Público -
03 Nov
08
Ensino público, escolas privadas e justiça social
José Manuel Fernandes
O problema da escola pública não está nos rankings:
está nas políticas do ministério, na falta de
autonomia das escolas e nos limites à liberdade de
escolha dos pais. Mas até a forma kafkiana como se
está a impor a avaliação dos professores está a
contribuir para a sua degradação
Como ontem escrevia António Barreto neste jornal, "a
publicação de todos os resultados nacionais, seguida
da elaboração dos rankings respectivos,
transformou-se num hábito, em breve será uma
tradição". E o suplemento que hoje editamos, onde à
análise dos resultados juntámos testemunhos,
opiniões e reportagens, comprova que, devidamente
trabalhado, este exercício de transparência lança
luz sobre o nosso sistema de ensino, ajuda as
escolas e os professores, é apreciado por pais e
alunos, estimula as autarquias a terem um papel mais
activo e impede o ministério e o poder político do
momento de manipular grosseiramente os resultados
(mas infelizmente não o tem levado a apoiar mais,
como devia, as escolas que mostram mais debilidades).
Mais: ao contrário do que muitos defendem, estas
listagens podem ser um instrumento de justiça
social. Só é necessário que sirvam para nivelar por
cima, não para nivelar por baixo.
O princípio básico da justiça social é que todos
nascem iguais - não é que todos são iguais. O que a
justiça social procura é garantir que, mesmo tendo
nascido em ambientes sociais diferentes, ninguém que
tenha talento, que seja trabalhador, que procure ser
melhor fique para trás apenas porque nasceu no
bairro errado, ou no concelho errado.

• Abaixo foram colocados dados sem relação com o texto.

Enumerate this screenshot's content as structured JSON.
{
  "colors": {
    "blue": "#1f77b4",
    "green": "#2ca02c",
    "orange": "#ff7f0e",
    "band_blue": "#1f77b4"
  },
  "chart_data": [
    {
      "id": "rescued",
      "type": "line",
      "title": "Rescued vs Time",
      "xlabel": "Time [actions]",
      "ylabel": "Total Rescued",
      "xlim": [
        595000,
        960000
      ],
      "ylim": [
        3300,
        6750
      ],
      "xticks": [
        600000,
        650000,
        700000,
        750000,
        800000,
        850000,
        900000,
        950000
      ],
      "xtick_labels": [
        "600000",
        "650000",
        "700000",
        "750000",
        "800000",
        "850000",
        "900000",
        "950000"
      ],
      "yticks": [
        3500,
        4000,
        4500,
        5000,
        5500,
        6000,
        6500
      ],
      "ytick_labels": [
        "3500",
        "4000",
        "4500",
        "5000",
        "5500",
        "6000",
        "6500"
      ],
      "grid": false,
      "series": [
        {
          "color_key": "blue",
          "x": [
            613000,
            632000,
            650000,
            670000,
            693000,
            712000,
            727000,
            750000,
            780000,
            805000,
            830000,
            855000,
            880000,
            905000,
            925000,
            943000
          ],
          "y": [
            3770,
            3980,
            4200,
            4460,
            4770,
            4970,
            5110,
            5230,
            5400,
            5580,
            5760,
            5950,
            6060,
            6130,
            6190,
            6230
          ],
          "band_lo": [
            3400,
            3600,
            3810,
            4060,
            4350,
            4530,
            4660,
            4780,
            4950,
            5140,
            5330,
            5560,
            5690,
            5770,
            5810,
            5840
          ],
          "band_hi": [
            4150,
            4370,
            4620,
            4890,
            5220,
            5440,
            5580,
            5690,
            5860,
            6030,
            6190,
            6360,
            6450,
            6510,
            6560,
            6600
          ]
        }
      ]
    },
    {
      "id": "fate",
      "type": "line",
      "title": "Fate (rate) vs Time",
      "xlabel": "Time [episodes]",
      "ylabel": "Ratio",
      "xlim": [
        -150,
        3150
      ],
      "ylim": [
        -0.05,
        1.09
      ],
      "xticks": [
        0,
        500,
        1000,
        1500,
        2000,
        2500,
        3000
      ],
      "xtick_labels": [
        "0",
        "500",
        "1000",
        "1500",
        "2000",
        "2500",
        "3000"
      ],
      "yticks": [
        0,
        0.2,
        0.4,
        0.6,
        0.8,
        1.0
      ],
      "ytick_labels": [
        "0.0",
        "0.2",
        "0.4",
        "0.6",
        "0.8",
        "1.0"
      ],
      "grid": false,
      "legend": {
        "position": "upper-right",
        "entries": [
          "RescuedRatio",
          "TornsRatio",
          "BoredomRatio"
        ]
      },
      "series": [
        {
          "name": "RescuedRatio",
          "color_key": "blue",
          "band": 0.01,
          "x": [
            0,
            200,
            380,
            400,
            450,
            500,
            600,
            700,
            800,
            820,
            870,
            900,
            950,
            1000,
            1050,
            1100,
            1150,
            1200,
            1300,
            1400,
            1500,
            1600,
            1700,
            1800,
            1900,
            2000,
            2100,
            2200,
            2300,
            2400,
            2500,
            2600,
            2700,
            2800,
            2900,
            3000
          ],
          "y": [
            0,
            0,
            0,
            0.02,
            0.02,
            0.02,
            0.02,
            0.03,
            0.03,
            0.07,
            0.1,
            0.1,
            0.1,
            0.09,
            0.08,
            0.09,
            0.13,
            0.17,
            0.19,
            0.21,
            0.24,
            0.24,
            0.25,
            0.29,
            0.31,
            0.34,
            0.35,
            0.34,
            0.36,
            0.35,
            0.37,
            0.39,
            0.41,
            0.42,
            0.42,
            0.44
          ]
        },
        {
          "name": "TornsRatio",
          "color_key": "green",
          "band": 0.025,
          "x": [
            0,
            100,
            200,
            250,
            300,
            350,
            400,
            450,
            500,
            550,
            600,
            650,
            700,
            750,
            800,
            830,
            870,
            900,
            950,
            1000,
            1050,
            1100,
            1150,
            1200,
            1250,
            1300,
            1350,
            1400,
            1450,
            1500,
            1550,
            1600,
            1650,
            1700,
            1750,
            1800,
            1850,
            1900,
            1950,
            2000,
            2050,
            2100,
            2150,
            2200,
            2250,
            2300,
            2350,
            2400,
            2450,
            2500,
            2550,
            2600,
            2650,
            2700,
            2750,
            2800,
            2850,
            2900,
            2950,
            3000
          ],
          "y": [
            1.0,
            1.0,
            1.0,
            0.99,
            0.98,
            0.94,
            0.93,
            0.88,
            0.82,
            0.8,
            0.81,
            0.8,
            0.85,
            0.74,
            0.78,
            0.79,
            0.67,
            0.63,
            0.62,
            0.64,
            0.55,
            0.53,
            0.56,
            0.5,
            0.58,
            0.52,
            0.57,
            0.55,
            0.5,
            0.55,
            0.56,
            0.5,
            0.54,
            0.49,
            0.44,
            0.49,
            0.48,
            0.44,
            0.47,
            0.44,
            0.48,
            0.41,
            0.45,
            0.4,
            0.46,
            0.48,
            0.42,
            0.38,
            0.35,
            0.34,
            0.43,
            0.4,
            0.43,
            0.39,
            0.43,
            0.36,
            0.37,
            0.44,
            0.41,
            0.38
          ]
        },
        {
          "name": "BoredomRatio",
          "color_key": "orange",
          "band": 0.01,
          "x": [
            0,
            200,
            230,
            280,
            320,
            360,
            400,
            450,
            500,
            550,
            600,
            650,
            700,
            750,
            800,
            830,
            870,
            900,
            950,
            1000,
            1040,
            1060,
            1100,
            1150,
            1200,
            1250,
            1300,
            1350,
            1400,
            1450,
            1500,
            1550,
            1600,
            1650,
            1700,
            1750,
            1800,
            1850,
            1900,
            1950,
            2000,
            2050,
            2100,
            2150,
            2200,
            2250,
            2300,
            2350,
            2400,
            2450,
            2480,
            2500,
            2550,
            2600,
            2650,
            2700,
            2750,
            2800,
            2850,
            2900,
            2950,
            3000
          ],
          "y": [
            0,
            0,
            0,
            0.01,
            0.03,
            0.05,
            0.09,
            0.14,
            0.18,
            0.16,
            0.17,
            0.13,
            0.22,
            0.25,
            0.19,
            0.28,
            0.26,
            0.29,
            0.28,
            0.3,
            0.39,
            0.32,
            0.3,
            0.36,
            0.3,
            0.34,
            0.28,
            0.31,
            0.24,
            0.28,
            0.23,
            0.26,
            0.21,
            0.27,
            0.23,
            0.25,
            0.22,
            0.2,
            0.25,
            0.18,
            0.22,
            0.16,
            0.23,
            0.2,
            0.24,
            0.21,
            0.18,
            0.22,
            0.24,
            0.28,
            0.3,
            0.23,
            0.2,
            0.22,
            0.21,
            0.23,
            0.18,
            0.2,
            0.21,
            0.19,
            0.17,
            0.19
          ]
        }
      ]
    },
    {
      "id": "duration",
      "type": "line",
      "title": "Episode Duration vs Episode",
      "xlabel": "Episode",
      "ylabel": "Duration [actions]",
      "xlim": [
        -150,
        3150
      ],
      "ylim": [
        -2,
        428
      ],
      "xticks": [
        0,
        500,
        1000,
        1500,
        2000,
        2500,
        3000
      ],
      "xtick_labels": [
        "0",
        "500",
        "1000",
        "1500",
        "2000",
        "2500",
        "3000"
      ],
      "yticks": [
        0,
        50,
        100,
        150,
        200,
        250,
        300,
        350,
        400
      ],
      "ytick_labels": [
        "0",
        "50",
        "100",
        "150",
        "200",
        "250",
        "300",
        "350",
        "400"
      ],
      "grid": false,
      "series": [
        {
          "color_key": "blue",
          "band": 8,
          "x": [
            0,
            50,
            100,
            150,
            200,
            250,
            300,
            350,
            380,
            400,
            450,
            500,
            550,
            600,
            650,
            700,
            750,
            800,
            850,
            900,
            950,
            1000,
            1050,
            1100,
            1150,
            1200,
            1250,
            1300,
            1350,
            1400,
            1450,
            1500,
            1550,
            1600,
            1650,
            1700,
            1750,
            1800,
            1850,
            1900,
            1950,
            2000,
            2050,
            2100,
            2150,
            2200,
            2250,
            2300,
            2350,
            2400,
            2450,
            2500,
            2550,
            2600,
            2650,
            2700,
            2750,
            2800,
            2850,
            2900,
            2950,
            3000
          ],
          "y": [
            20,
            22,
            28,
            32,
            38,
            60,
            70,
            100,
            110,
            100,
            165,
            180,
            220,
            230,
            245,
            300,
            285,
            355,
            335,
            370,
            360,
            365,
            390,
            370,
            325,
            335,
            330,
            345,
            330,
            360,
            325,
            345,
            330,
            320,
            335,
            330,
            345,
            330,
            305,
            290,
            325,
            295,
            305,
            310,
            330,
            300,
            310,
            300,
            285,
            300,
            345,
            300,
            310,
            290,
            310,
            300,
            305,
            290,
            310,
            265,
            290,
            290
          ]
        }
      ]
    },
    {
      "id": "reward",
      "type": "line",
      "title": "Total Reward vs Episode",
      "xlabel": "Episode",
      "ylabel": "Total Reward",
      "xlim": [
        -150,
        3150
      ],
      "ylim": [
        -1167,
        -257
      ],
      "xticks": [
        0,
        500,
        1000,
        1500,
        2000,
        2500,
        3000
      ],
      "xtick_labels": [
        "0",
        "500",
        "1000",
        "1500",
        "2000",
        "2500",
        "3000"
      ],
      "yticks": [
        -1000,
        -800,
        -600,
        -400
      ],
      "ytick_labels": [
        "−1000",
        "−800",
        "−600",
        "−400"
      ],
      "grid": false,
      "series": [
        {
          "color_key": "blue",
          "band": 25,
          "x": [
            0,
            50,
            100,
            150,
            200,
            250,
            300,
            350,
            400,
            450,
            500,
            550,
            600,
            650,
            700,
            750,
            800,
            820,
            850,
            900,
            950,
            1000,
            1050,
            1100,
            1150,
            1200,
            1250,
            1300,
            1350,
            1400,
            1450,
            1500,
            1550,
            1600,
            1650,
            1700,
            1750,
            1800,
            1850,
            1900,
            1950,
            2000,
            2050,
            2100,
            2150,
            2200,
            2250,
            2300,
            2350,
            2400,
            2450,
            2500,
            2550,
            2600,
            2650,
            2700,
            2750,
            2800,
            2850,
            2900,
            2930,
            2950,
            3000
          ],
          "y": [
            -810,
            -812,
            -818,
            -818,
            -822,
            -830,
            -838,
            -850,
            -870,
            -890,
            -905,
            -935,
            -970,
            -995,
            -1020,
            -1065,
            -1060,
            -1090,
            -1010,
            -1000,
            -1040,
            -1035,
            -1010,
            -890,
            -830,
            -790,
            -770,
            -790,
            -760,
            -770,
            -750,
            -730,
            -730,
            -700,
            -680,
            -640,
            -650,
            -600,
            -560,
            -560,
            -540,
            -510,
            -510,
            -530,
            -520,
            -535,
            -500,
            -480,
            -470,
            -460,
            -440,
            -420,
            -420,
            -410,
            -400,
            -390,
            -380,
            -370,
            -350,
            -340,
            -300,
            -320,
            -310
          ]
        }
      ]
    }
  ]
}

O que o
serviço público de educação visa garantir é que os
que mais podem contribuir para a sociedade - como
cientistas ou como empresários - não são excluídos.
Ou seja, que todos beneficiam das mesmas
oportunidades. Uns saberão aproveitá-las, outros
não, mas isso faz parte da natureza das coisas.
Deste princípio decorre que o sistema de ensino ou
as políticas públicas de educação devem garantir que
ninguém fica de fora e, ao mesmo tempo, que os
melhores podem progredir até ao limite das suas
capacidades.
Isto significa que o sistema deve ser igualitário no
acesso mas discriminante no sucesso. Exactamente o
contrário do que tem sucedido com o nosso sistema de
ensino.
Ao contrário do que disse sexta-feira a ministra da
Educação, os rankings não resultam de nenhuma
"conspiração" contra a escola pública, mesmo
revelando que no topo das tabelas surgem sobretudo
escolas privadas. O que os rankings mostram, e
muitas das respostas aos inquéritos que enviámos a
dezenas de escolas confirmam, é que nas escolas
privadas há uma flexibilidade de gestão que não
existe nas públicas. De uma forma geral, nestas os
resultados obtidos pelos estudantes são melhores não
porque escolham os alunos (quem se pode dar a esse
luxo?), mas porque os pais que podem tendem a
preferir as escolas privadas. Porquê? Porque não
confiam nas públicas, não em todas, mas em
bastantes. Neste caso "poder" significa "poder
pagar", e ao permitir que se estabeleça esta
diferenciação entre as escolas públicas e as
privadas o ministério está a negar a igualdade de
oportunidades. Pior: está a agravar as
desigualdades.
Ora é necessário perceber por que motivos muitas
escolas públicas têm perdido qualidade - e,
provavelmente, ainda vão perder mais qualidade. A
primeira de todas as respostas está na falta de real
autonomia dessas escolas, uma autonomia que as
liberte da burocracia imposta de cima para baixo
pelo Ministério da Educação e, em contrapartida, as
ligue mais às comunidades locais, às autarquias, aos
que devem integrar a comunidade educativa.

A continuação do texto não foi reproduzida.